They are also known as E. Coli, a bacterium commonly found in the intestines of endotherms (warm-blooded organisms).
There are several types of E. coli as part of the normal flora of the human intestine, which has many beneficial functions, such as the production of vitamin K2. They also prevent pathogens, pathogenic bacteria, from establishing themselves in the intestine.
Most strains of E. coli do not represent harm to human health, except for serotype O157: H7, which can cause food poisoning in humans and can be life-threatening.
Other less common serotypes, such as O104: H4, O121, O26, O103, O111, O145, O104, and: H21, can also cause serious infections.
The German pediatrician and bacteriologist Theodor Escherich discovered the bacterium in 1885, hence its name. E. coli is now classified as part of the Enterobacteriaceae family of gamma-Proteobacteria.
A healthy adult will usually fully recover from E. coli within 5 to 7 days. However, young children, the elderly, and patients with potentially fatal weak immune systems may develop (hemolytic uraemic syndrome), a type of kidney failure.
Signs and symptoms
- The patient usually experiences symptoms three or four days after being exposed to the bacteria; however, in some cases, they may appear within a day or a week later.

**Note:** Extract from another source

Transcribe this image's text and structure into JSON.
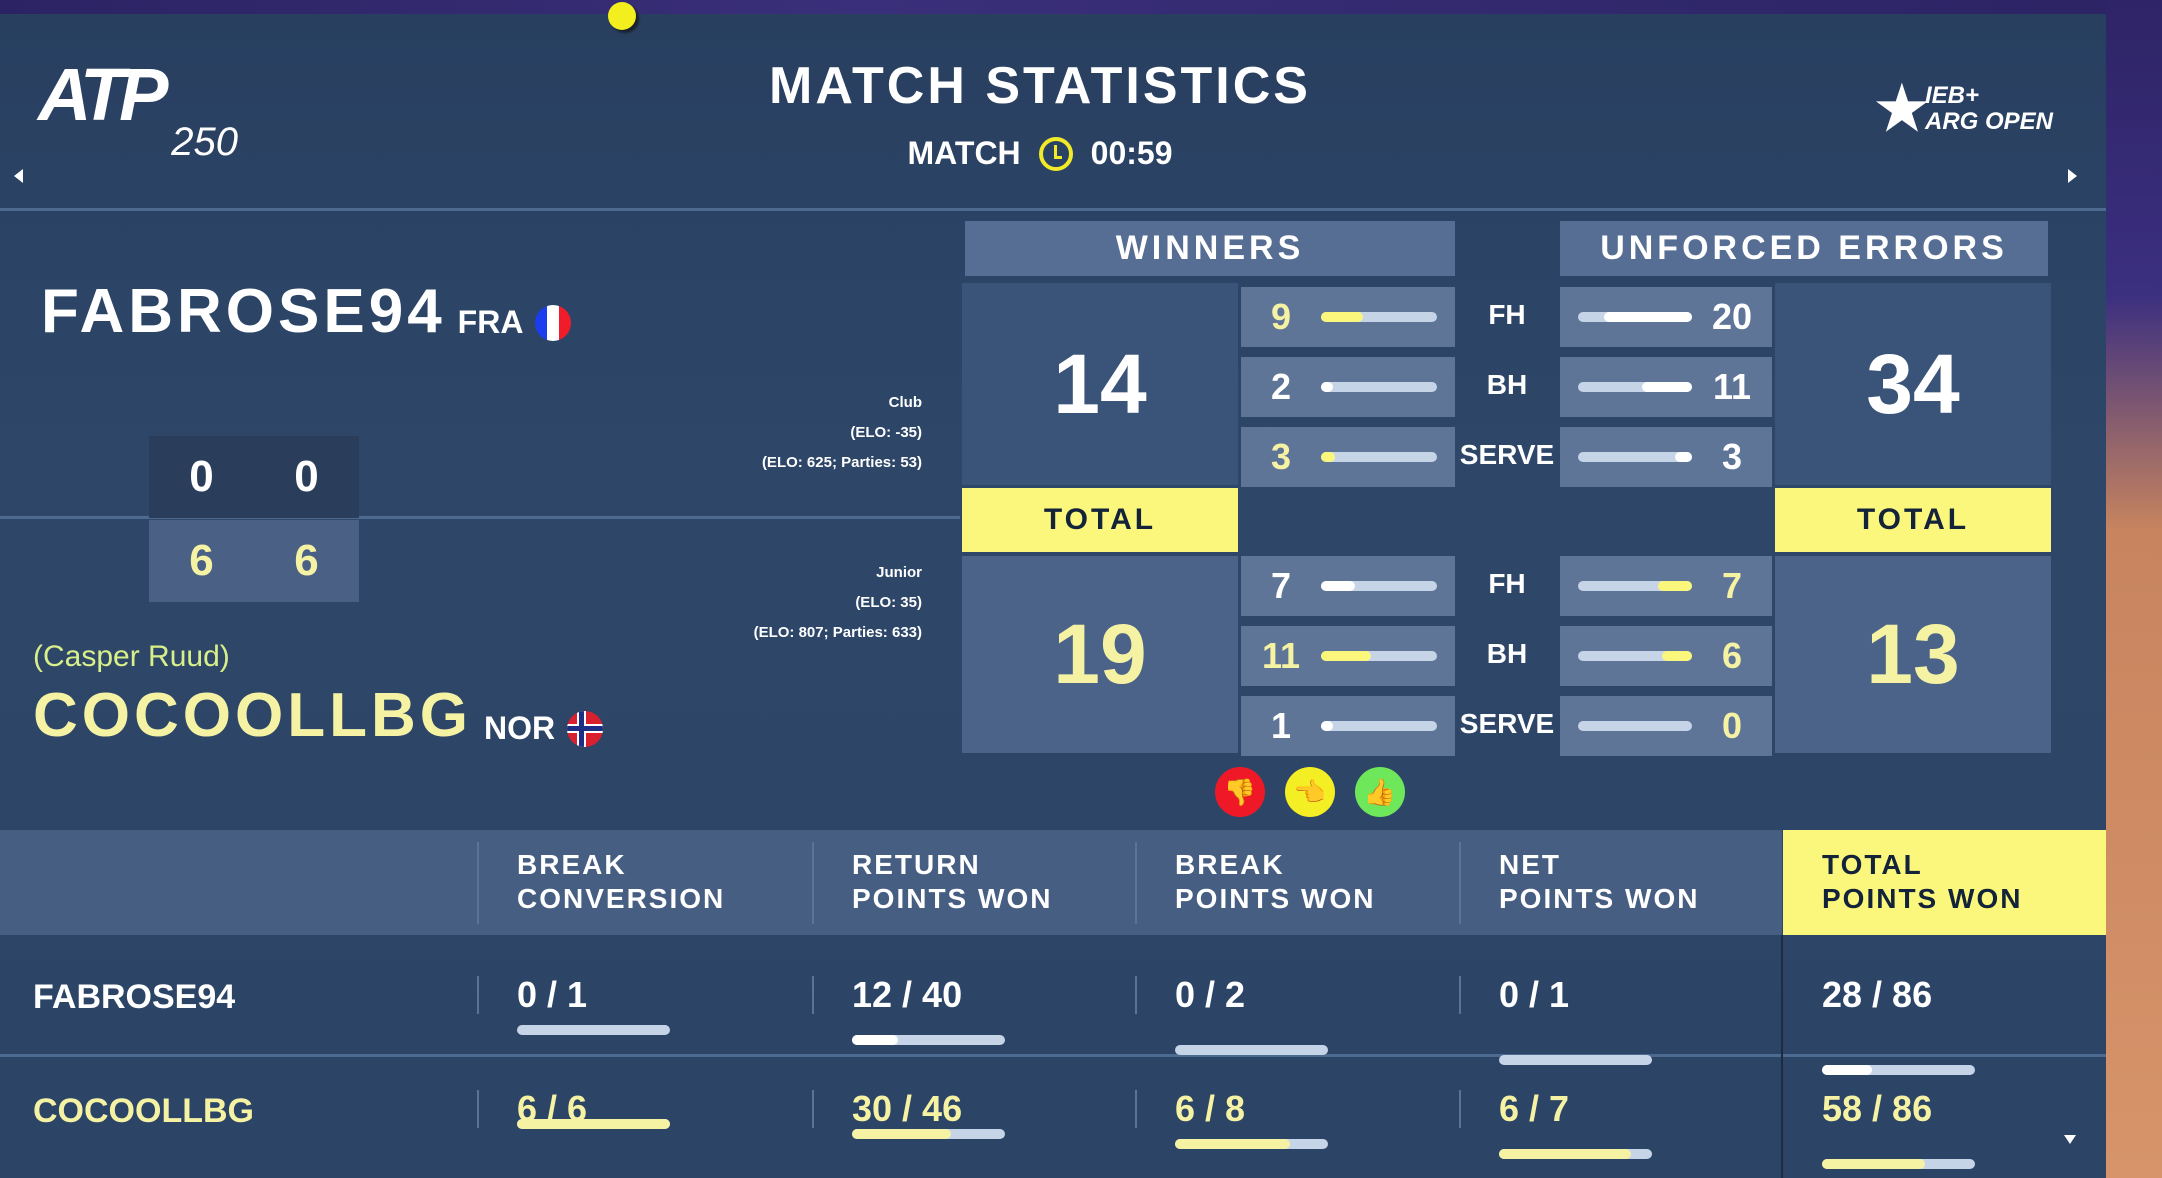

- Typically, the first symptom is severe abdominal pain that appears suddenly.
- Diarrhea – a couple of hours after the sudden abdominal pain, the patient usually has watery diarrhea.

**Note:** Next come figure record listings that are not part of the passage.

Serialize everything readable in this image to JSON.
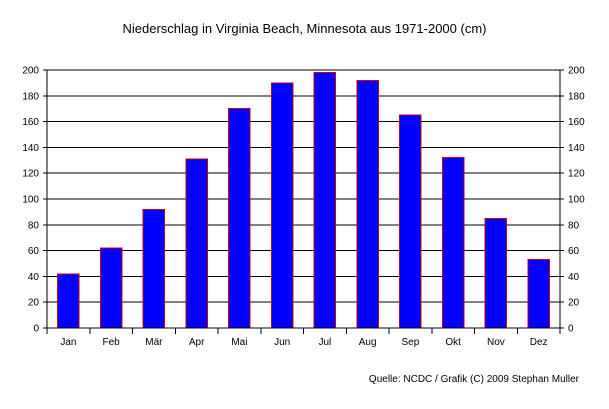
{
  "chart_data": {
    "type": "bar",
    "title": "Niederschlag in Virginia Beach, Minnesota aus 1971-2000 (cm)",
    "categories": [
      "Jan",
      "Feb",
      "Mär",
      "Apr",
      "Mai",
      "Jun",
      "Jul",
      "Aug",
      "Sep",
      "Okt",
      "Nov",
      "Dez"
    ],
    "values": [
      42,
      62,
      92,
      131,
      170,
      190,
      198,
      192,
      165,
      132,
      85,
      53
    ],
    "xlabel": "",
    "ylabel": "",
    "ylim": [
      0,
      200
    ],
    "yticks": [
      0,
      20,
      40,
      60,
      80,
      100,
      120,
      140,
      160,
      180,
      200
    ],
    "grid": true,
    "secondary_y_axis": true,
    "bar_color": "#0000ff",
    "bar_edge_color": "#cc0000",
    "source": "Quelle: NCDC / Grafik (C) 2009 Stephan Muller"
  }
}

- A day later, there may be blood in the stools bright red, caused by ulcers in the intestines.
- Vomiting – keep in mind that many patients who get sick can not vomit
- Keep in mind that many infected people may not have a fever
- Fatigue – diarrhea causes loss of fluids and electrolytes (dehydration), making the patient feel sick and tired
- A considerable number of infected people do not have noticeable symptoms. However, they can inadvertently spread the infection to others.
You will, most of the time, recover from the most common types of E. coli infection in a couple of days. The goal of treatment is to make you feel better and avoid dehydration. Getting enough fluids and learning what to eat will help keep you or your child comfortable.
What you should do:
- Manage diarrhea
- Control of nausea and vomiting
- Resting enough
- You can drink oral rehydration to replace fluids and minerals lost by vomiting and diarrhea.
- You can also make your rehydration drink by dissolving ½ teaspoon of salt and baking soda and four tablespoons of sugar in 4 ¼ cups (1 liter) of water.
- If you have diarrhea or vomiting and can not drink or keep enough fluids in your body, you may need intravenous (IV) fluids. This requires going to a health care entity or the emergency room.
- Never change or stop; buy medicines without first talking to your doctor.